Hochangepasste Milben leben und sterben in menschlichen Gesichtsporen

In den Gesichtern der Menschen leben Milben, die sich dort - getrieben vom Schlafhormon Melatonin - nächtens paaren und sich bedingungslos an Generationen-übergreifendes Leben in den Hautporen angepasst haben, berichten Wiener Biologen, die das Erbgut der Tierchen sequenziert und analysiert haben. Die Tierchen hausen derart isoliert und inzestuös auf den Antlitzen, dass sie sich „einer dauerhaften Existenz mit den Menschen nähern“, erklären sie.

red/Agenturen

Die mikroskopisch kleinen „Demodex folliculorum“-Milben haben sich aufgrund ihrer sehr speziellen Lebensweise in der menschlichen Gesichtshaut zu derart vereinfachten Organismen entwickelt, dass sie bald mit dem Menschen eins werden könnten, erklären die Forscher um Alejandro Manzano Marin vom Zentrum für Mikrobiologie und Umweltsystemwissenschaften der Universität Wien in einer Aussendung. Die Studie wurde im Fachmagazin „Molecular Biology and Evolution“ veröffentlicht.

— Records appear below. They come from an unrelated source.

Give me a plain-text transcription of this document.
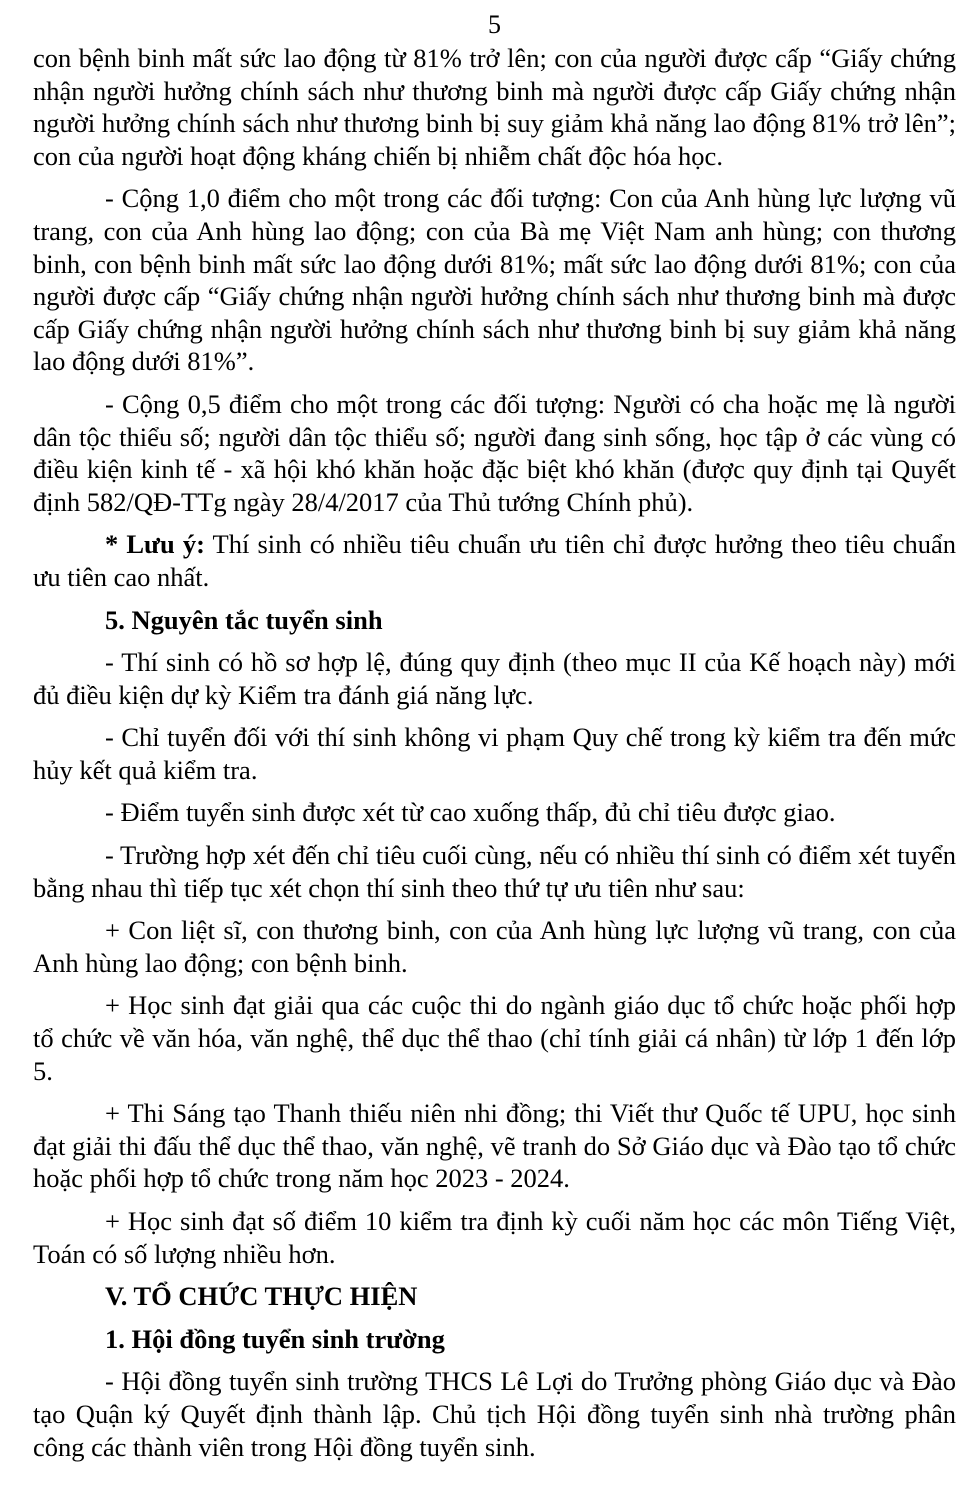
5

con bệnh binh mất sức lao động từ 81% trở lên; con của người được cấp “Giấy chứng nhận người hưởng chính sách như thương binh mà người được cấp Giấy chứng nhận người hưởng chính sách như thương binh bị suy giảm khả năng lao động 81% trở lên”; con của người hoạt động kháng chiến bị nhiễm chất độc hóa học.

- Cộng 1,0 điểm cho một trong các đối tượng: Con của Anh hùng lực lượng vũ trang, con của Anh hùng lao động; con của Bà mẹ Việt Nam anh hùng; con thương binh, con bệnh binh mất sức lao động dưới 81%; mất sức lao động dưới 81%; con của người được cấp “Giấy chứng nhận người hưởng chính sách như thương binh mà được cấp Giấy chứng nhận người hưởng chính sách như thương binh bị suy giảm khả năng lao động dưới 81%”.

- Cộng 0,5 điểm cho một trong các đối tượng: Người có cha hoặc mẹ là người dân tộc thiểu số; người dân tộc thiểu số; người đang sinh sống, học tập ở các vùng có điều kiện kinh tế - xã hội khó khăn hoặc đặc biệt khó khăn (được quy định tại Quyết định 582/QĐ-TTg ngày 28/4/2017 của Thủ tướng Chính phủ).

* Lưu ý: Thí sinh có nhiều tiêu chuẩn ưu tiên chỉ được hưởng theo tiêu chuẩn ưu tiên cao nhất.

5. Nguyên tắc tuyển sinh

- Thí sinh có hồ sơ hợp lệ, đúng quy định (theo mục II của Kế hoạch này) mới đủ điều kiện dự kỳ Kiểm tra đánh giá năng lực.

- Chỉ tuyển đối với thí sinh không vi phạm Quy chế trong kỳ kiểm tra đến mức hủy kết quả kiểm tra.

- Điểm tuyển sinh được xét từ cao xuống thấp, đủ chỉ tiêu được giao.

- Trường hợp xét đến chỉ tiêu cuối cùng, nếu có nhiều thí sinh có điểm xét tuyển bằng nhau thì tiếp tục xét chọn thí sinh theo thứ tự ưu tiên như sau:

+ Con liệt sĩ, con thương binh, con của Anh hùng lực lượng vũ trang, con của Anh hùng lao động; con bệnh binh.

+ Học sinh đạt giải qua các cuộc thi do ngành giáo dục tổ chức hoặc phối hợp tổ chức về văn hóa, văn nghệ, thể dục thể thao (chỉ tính giải cá nhân) từ lớp 1 đến lớp 5.

+ Thi Sáng tạo Thanh thiếu niên nhi đồng; thi Viết thư Quốc tế UPU, học sinh đạt giải thi đấu thể dục thể thao, văn nghệ, vẽ tranh do Sở Giáo dục và Đào tạo tổ chức hoặc phối hợp tổ chức trong năm học 2023 - 2024.

+ Học sinh đạt số điểm 10 kiểm tra định kỳ cuối năm học các môn Tiếng Việt, Toán có số lượng nhiều hơn.

V. TỔ CHỨC THỰC HIỆN

1. Hội đồng tuyển sinh trường

- Hội đồng tuyển sinh trường THCS Lê Lợi do Trưởng phòng Giáo dục và Đào tạo Quận ký Quyết định thành lập. Chủ tịch Hội đồng tuyển sinh nhà trường phân công các thành viên trong Hội đồng tuyển sinh.
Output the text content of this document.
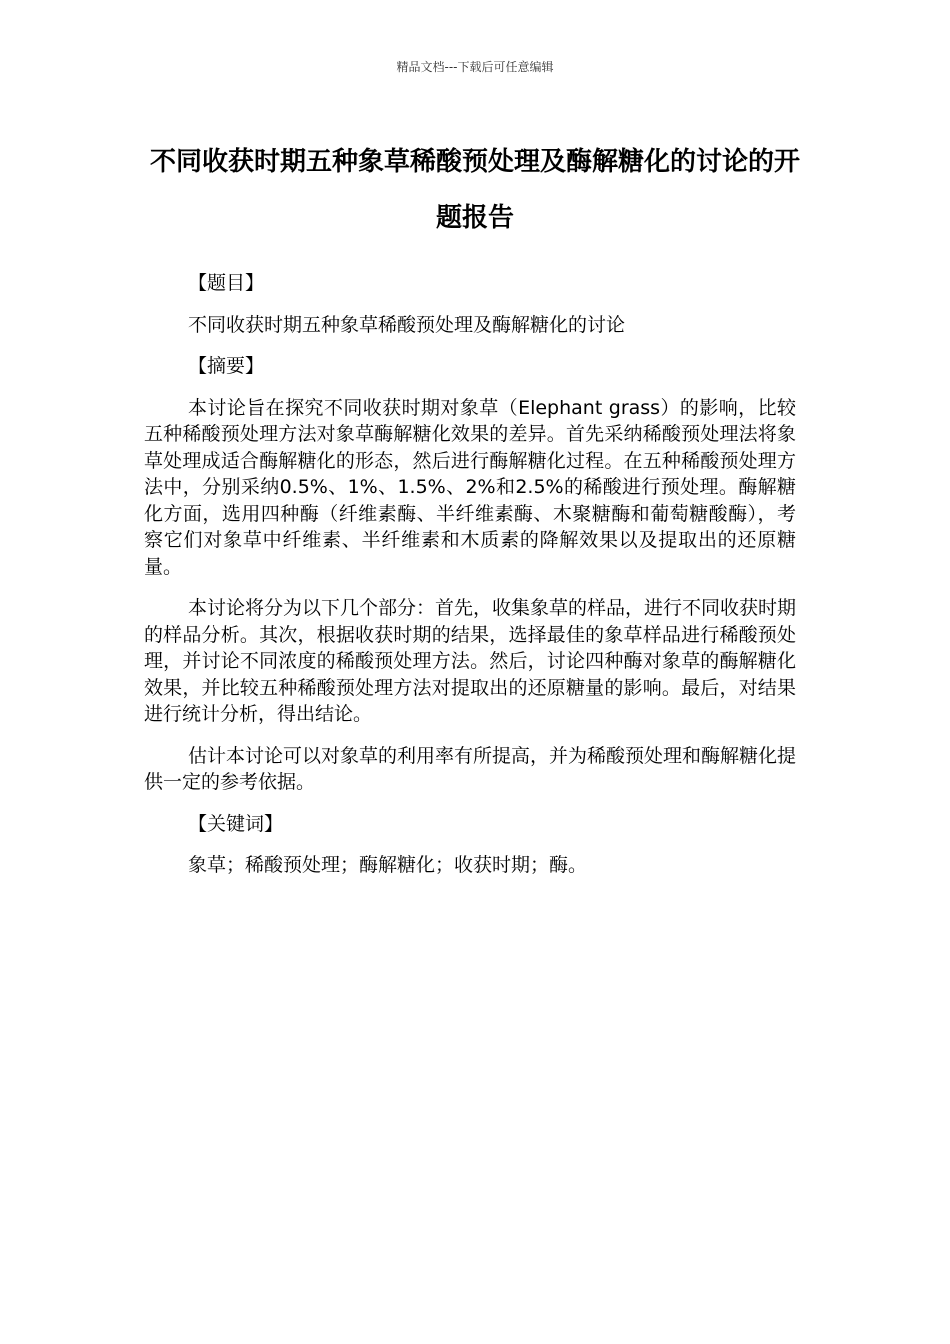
精品文档---下载后可任意编辑
不同收获时期五种象草稀酸预处理及酶解糖化的讨论的开题报告
【题目】
不同收获时期五种象草稀酸预处理及酶解糖化的讨论
【摘要】
本讨论旨在探究不同收获时期对象草（Elephant grass）的影响，比较五种稀酸预处理方法对象草酶解糖化效果的差异。首先采纳稀酸预处理法将象草处理成适合酶解糖化的形态，然后进行酶解糖化过程。在五种稀酸预处理方法中，分别采纳0.5%、1%、1.5%、2%和2.5%的稀酸进行预处理。酶解糖化方面，选用四种酶（纤维素酶、半纤维素酶、木聚糖酶和葡萄糖酸酶），考察它们对象草中纤维素、半纤维素和木质素的降解效果以及提取出的还原糖量。
本讨论将分为以下几个部分：首先，收集象草的样品，进行不同收获时期的样品分析。其次，根据收获时期的结果，选择最佳的象草样品进行稀酸预处理，并讨论不同浓度的稀酸预处理方法。然后，讨论四种酶对象草的酶解糖化效果，并比较五种稀酸预处理方法对提取出的还原糖量的影响。最后，对结果进行统计分析，得出结论。
估计本讨论可以对象草的利用率有所提高，并为稀酸预处理和酶解糖化提供一定的参考依据。
【关键词】
象草；稀酸预处理；酶解糖化；收获时期；酶。
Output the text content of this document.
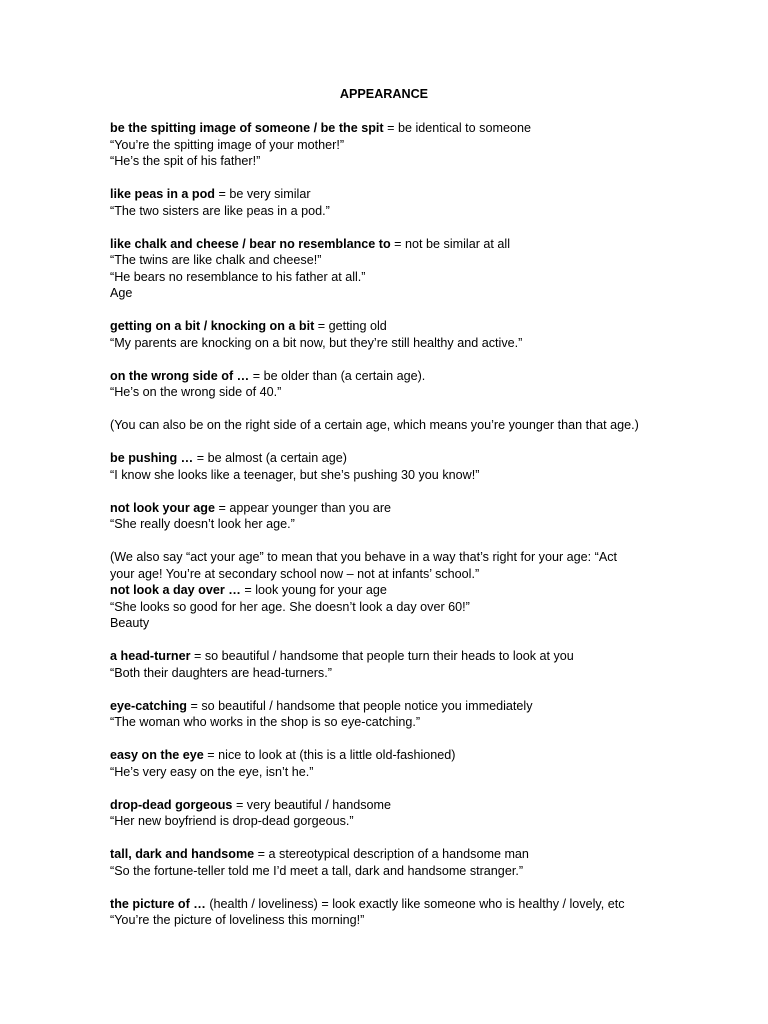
APPEARANCE
be the spitting image of someone / be the spit = be identical to someone
“You’re the spitting image of your mother!”
“He’s the spit of his father!”
like peas in a pod = be very similar
“The two sisters are like peas in a pod.”
like chalk and cheese / bear no resemblance to = not be similar at all
“The twins are like chalk and cheese!”
“He bears no resemblance to his father at all.”
Age
getting on a bit / knocking on a bit = getting old
“My parents are knocking on a bit now, but they’re still healthy and active.”
on the wrong side of … = be older than (a certain age).
“He’s on the wrong side of 40.”
(You can also be on the right side of a certain age, which means you’re younger than that age.)
be pushing … = be almost (a certain age)
“I know she looks like a teenager, but she’s pushing 30 you know!”
not look your age = appear younger than you are
“She really doesn’t look her age.”
(We also say “act your age” to mean that you behave in a way that’s right for your age: “Act
your age! You’re at secondary school now – not at infants’ school.”
not look a day over … = look young for your age
“She looks so good for her age. She doesn’t look a day over 60!”
Beauty
a head-turner = so beautiful / handsome that people turn their heads to look at you
“Both their daughters are head-turners.”
eye-catching = so beautiful / handsome that people notice you immediately
“The woman who works in the shop is so eye-catching.”
easy on the eye = nice to look at (this is a little old-fashioned)
“He’s very easy on the eye, isn’t he.”
drop-dead gorgeous = very beautiful / handsome
“Her new boyfriend is drop-dead gorgeous.”
tall, dark and handsome = a stereotypical description of a handsome man
“So the fortune-teller told me I’d meet a tall, dark and handsome stranger.”
the picture of … (health / loveliness) = look exactly like someone who is healthy / lovely, etc
“You’re the picture of loveliness this morning!”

Im Gegensatz zu „normalen Parasiten“ müssen die menschlichen Hauttierchen keine neuen Wirte finden, weil die Mütter sie verlässlich an ihre Kinder übertragen. „Das passiert wohl beim Stillen, weil dabei die Temperatur und die Feuchtigkeit erhöht sind“, so Marin.

Nachtaktive Paarung

Fast jeder Mensch trägt solche Milben und ernährt sie mit seinem Talg, der von den Zellen im Gesicht und an den Brustwarzen in den Poren abgegeben wird. „Sie werden nachts aktiv, um sich zu paaren“, so die Forscher. Geweckt werden sie vom menschlichen Schlafhormon Melatonin, das während der Abenddämmerung in der Haut ausgeschüttet wird und kleine wirbellose Tiere wie jene Milben nachtaktiv macht. Selbst können sie es nicht mehr produzieren, weil sie das Gen dafür ebenso verloren haben, wie jenes, das sie bei Tageslicht wecken könnte. Letzteres ist deshalb von Vorteil, weil sie auch keinen UV-Schutz haben.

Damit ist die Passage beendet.